Ifo-Institut analysiert FuE-Politik der Europaeischen Union

Foerderprogramme der EU sind zu buerokratisch und ineffektiv

26.04.1996

Kuerzere Produkt- und Innovationszyklen bringen besonders die europaeischen IT-Firmen in bezug auf ihre Forschungs- und Entwicklungsaktivitaeten unter Druck. Wie das Muenchner ifo Institut fuer Wirtschaftsforschung konstatiert, ist Europa im Bereich Mikroelektronik, Computer und Bueromaschinen gegenueber Japan und den USA eklatant im Wettbewerbsnachteil. Lediglich die Telekommunikation stehe relativ gut da.

Die Foerderkonzepte der EU, die eigentlich dazu dienen sollen, den Unternehmen beim Aufholen dieses Rueckstands unter die Arme zu greifen, wirken jedoch eher kontraproduktiv. Zu diesem Schluss kamen die Ifo-Analysten bei einer im Auftrag des Europaeischen Parlaments durchgefuehrten Analyse der FuE-Politik der EU. Die FuE- Foerderpolitik muss den Bedingungen des Marktes Rechnung tragen, so die Wirtschaftsforscher. Vor allem die kleinen und mittleren Unternehmen (KMUs) koennten sich langfristige Forschungsvorhaben in der Regel nicht leisten.

Auch die Kommission selbst hat bereits gravierende Maengel in der FuE-Foerderpolitik festgestellt und Verbesserungen vorgeschlagen, etwa hinsichtlich der Koordinierung der Aktivitaeten zwischen den Mitgliedstaaten und bei den Entscheidungsverfahren. Zudem sollten die Foerdermittel auf wenige Technologiebereiche konzentriert werden.
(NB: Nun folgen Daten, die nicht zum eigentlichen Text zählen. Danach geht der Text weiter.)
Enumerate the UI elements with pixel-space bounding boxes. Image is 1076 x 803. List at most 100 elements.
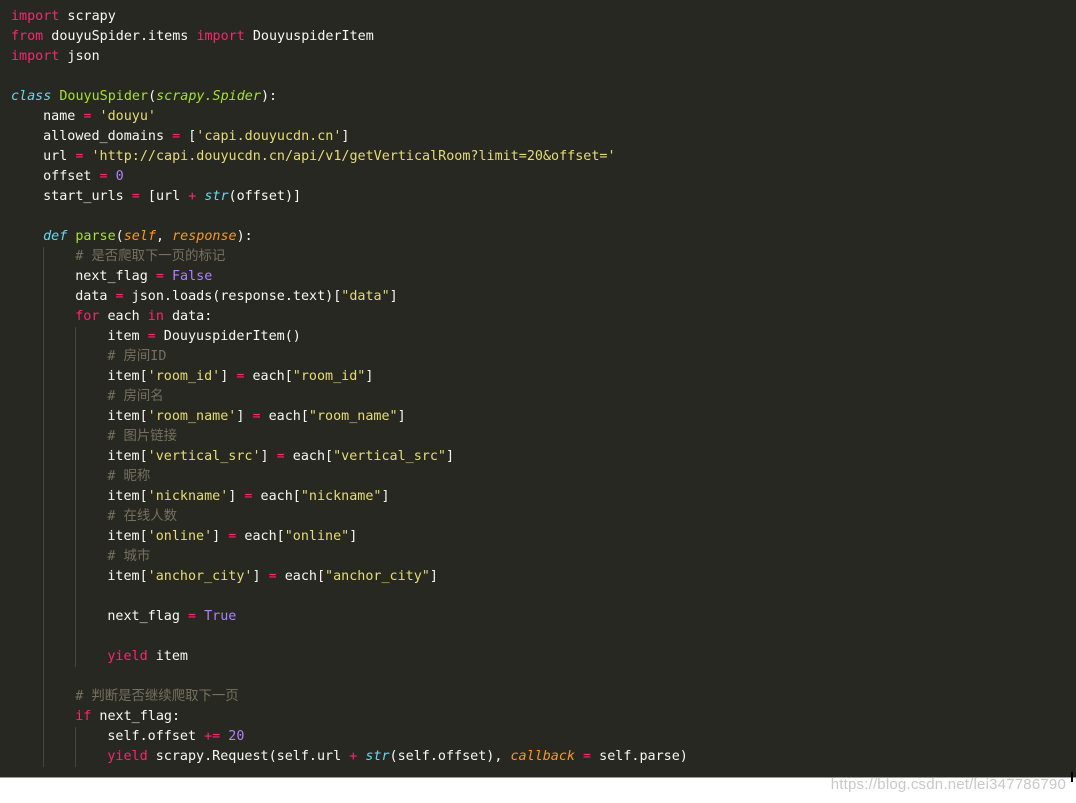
code-line[interactable]: from douyuSpider.items import Douyuspide… (0, 27, 688, 47)
code-token: "room_id" (292, 369, 366, 384)
code-line[interactable]: item['vertical_src'] = each["vertical_sr… (0, 447, 688, 467)
code-line[interactable]: start_urls = [url + str(offset)] (0, 187, 688, 207)
code-token: = (155, 269, 164, 284)
code-area[interactable]: import scrapy from douyuSpider.items impo… (0, 7, 688, 767)
code-line[interactable]: class DouyuSpider(scrapy.Spider): (0, 87, 688, 107)
indent-guide (43, 307, 45, 327)
code-token: 20 (228, 729, 245, 744)
code-line[interactable]: next_flag = True (0, 607, 688, 627)
indent-guide (75, 507, 77, 527)
code-token: ] (341, 129, 350, 144)
code-token: scrapy (59, 9, 116, 24)
code-token: item[ (107, 409, 148, 424)
code-line[interactable]: yield scrapy.Request(self.url + str(self… (0, 747, 688, 767)
code-token: self.offset (107, 729, 205, 744)
code-line[interactable]: import scrapy (0, 7, 688, 27)
code-token: (offset)] (228, 189, 302, 204)
indent-guide (43, 287, 45, 307)
code-line[interactable]: # 图片链接 (0, 427, 688, 447)
code-line[interactable]: allowed_domains = ['capi.douyucdn.cn'] (0, 127, 688, 147)
code-line[interactable]: data = json.loads(response.text)["data"] (0, 287, 688, 307)
indent-guide (43, 607, 45, 627)
code-token: item[ (107, 569, 148, 584)
code-line[interactable]: name = 'douyu' (0, 107, 688, 127)
indent-guide (43, 627, 45, 647)
code-line[interactable]: # 房间名 (0, 387, 688, 407)
code-line[interactable]: url = 'http://capi.douyucdn.cn/api/v1/ge… (0, 147, 688, 167)
code-line[interactable]: # 城市 (0, 547, 688, 567)
watermark: https://blog.csdn.net/lei347786790 (830, 776, 1066, 793)
code-line[interactable]: for each in data: (0, 307, 688, 327)
code-token: scrapy.Spider (156, 89, 261, 104)
code-line[interactable]: item['room_name'] = each["room_name"] (0, 407, 688, 427)
code-line[interactable]: # 在线人数 (0, 507, 688, 527)
indent-guide (75, 487, 77, 507)
code-line[interactable]: item['room_id'] = each["room_id"] (0, 367, 688, 387)
code-token: = (99, 169, 108, 184)
code-token: json.loads(response.text)[ (123, 289, 342, 304)
indent-guide (75, 627, 77, 647)
code-line[interactable]: # 判断是否继续爬取下一页 (0, 687, 688, 707)
code-token: ] (397, 409, 406, 424)
code-line[interactable]: import json (0, 47, 688, 67)
code-token: "room_name" (308, 409, 398, 424)
code-token: 'nickname' (147, 489, 229, 504)
code-line[interactable] (0, 627, 688, 647)
code-token: str (204, 189, 229, 204)
code-line[interactable]: item['online'] = each["online"] (0, 527, 688, 547)
code-line[interactable]: item['nickname'] = each["nickname"] (0, 487, 688, 507)
code-token: data (75, 289, 116, 304)
code-line[interactable]: # 昵称 (0, 467, 688, 487)
indent-guide (75, 727, 77, 747)
indent-guide (43, 487, 45, 507)
code-line[interactable]: self.offset += 20 (0, 727, 688, 747)
indent-guide (43, 367, 45, 387)
code-token: # 昵称 (107, 469, 151, 484)
code-line[interactable]: # 房间ID (0, 347, 688, 367)
code-editor[interactable]: import scrapy from douyuSpider.items impo… (0, 0, 1076, 777)
code-line[interactable] (0, 667, 688, 687)
indent-guide (43, 267, 45, 287)
code-token: "anchor_city" (325, 569, 430, 584)
code-token: each[ (244, 369, 293, 384)
code-line[interactable]: item = DouyuspiderItem() (0, 327, 688, 347)
code-token: # 是否爬取下一页的标记 (75, 249, 226, 264)
code-token: ] (236, 409, 253, 424)
indent-guide (43, 467, 45, 487)
code-token: # 图片链接 (107, 429, 178, 444)
code-token: for (75, 309, 100, 324)
code-token: # 在线人数 (107, 509, 178, 524)
code-token: = (115, 289, 124, 304)
code-line[interactable] (0, 67, 688, 87)
code-line[interactable] (0, 587, 688, 607)
code-token: True (204, 609, 237, 624)
code-token: offset (43, 169, 100, 184)
code-token: 'room_name' (147, 409, 237, 424)
code-token: def (43, 229, 68, 244)
indent-guide (43, 247, 45, 267)
indent-guide (75, 587, 77, 607)
indent-guide (75, 747, 77, 767)
code-token: allowed_domains (43, 129, 173, 144)
code-token: each (99, 309, 148, 324)
code-line[interactable]: next_flag = False (0, 267, 688, 287)
code-line[interactable]: # 是否爬取下一页的标记 (0, 247, 688, 267)
code-line[interactable]: offset = 0 (0, 167, 688, 187)
code-token: = (131, 189, 140, 204)
indent-guide (43, 407, 45, 427)
indent-guide (43, 347, 45, 367)
code-line[interactable]: item['anchor_city'] = each["anchor_city"… (0, 567, 688, 587)
code-line[interactable]: yield item (0, 647, 688, 667)
code-token: ] (220, 369, 237, 384)
code-token: 'room_id' (147, 369, 221, 384)
code-token: "data" (341, 289, 390, 304)
code-line[interactable] (0, 207, 688, 227)
code-line[interactable]: def parse(self, response): (0, 227, 688, 247)
code-token: "nickname" (300, 489, 382, 504)
code-token: name (43, 109, 84, 124)
code-line[interactable]: if next_flag: (0, 707, 688, 727)
code-token: ] (381, 489, 390, 504)
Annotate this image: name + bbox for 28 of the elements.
Der Versuch, Forschungszuschuesse zu erhalten, sei mit einem erheblichen buerokratischen Aufwand verbunden. Mit dem vierten Rahmenprogramm wurden zwar die Antragstellung veraendert und die Foerderung noch staerker anwendungsorientiert ausgerichtet, aber dennoch liegt einiges im argen. So fragt sich das Ifo-Institut, ob sich das zum Beispiel fuer die KMUs vereinfachte Antragsverfahren verwaltungstechnisch nicht als Schuss nach hinten erweise, da sich dadurch die Zahl der Interessenten erhoehe.

Wuerden statt dessen bei den Antraegen die Vorgaben enger gefasst, so dass sich nur ein begrenzter Kreis von Unternehmen angesprochen fuehle, reduzierten sich die Zahl der Bewerbungen, die derzeit hohe Ablehnungsquote (bei der zweiten Ausschreibung des Esprit- Programms waren es 80 Prozent) sowie die Gesamtkosten der Antragstellung.

Zu lange dauert aus Sicht der Wirtschaftsanalysten auch die Bearbeitung der Antraege sowie die Auszahlung der Finanzmittel. Dadurch koennten Unternehmen ihre Wettbewerbsfaehigkeit verlieren und KMUs sogar in ihrer Existenz bedroht sein. Die Projektkosten seien schneller zu erstatten, wobei sich die Zahlungen allerdings staerker am Erfolg der Forschungsarbeiten orientieren sollten, raet das Institut. Die Bearbeitungszeit koenne verkuerzt werden, indem bei der Entscheidung ueber einen Antrag nur noch das Gutachtervotum herangezogen werde.

Ein weiteres Problem sei die zu langsame Umsetzung der Forschungsergebnisse in Produkte. "Ein Grund koennte darin bestehen, dass von der Projektidee bis zur Markteinfuehrung nicht nur FuE-Aufwendungen anfallen, dies bleibt aber oft unberuecksichtigt", so die Autoren des Ifo-Reports Horst Penzkofer und Wolfgang Ochel.

Wie die Verwaltung das EU-Budget belastet, zeigt Ifo anhand des Foerderprogramms Esprit auf. Allein fuer die Antraege und die Projektabwicklung der deutschen Bewerber fielen Kosten zwischen 175 bis 205 Millionen Mark an. Dem gegenueber standen bewilligte Mittel von 370 Millionen Mark.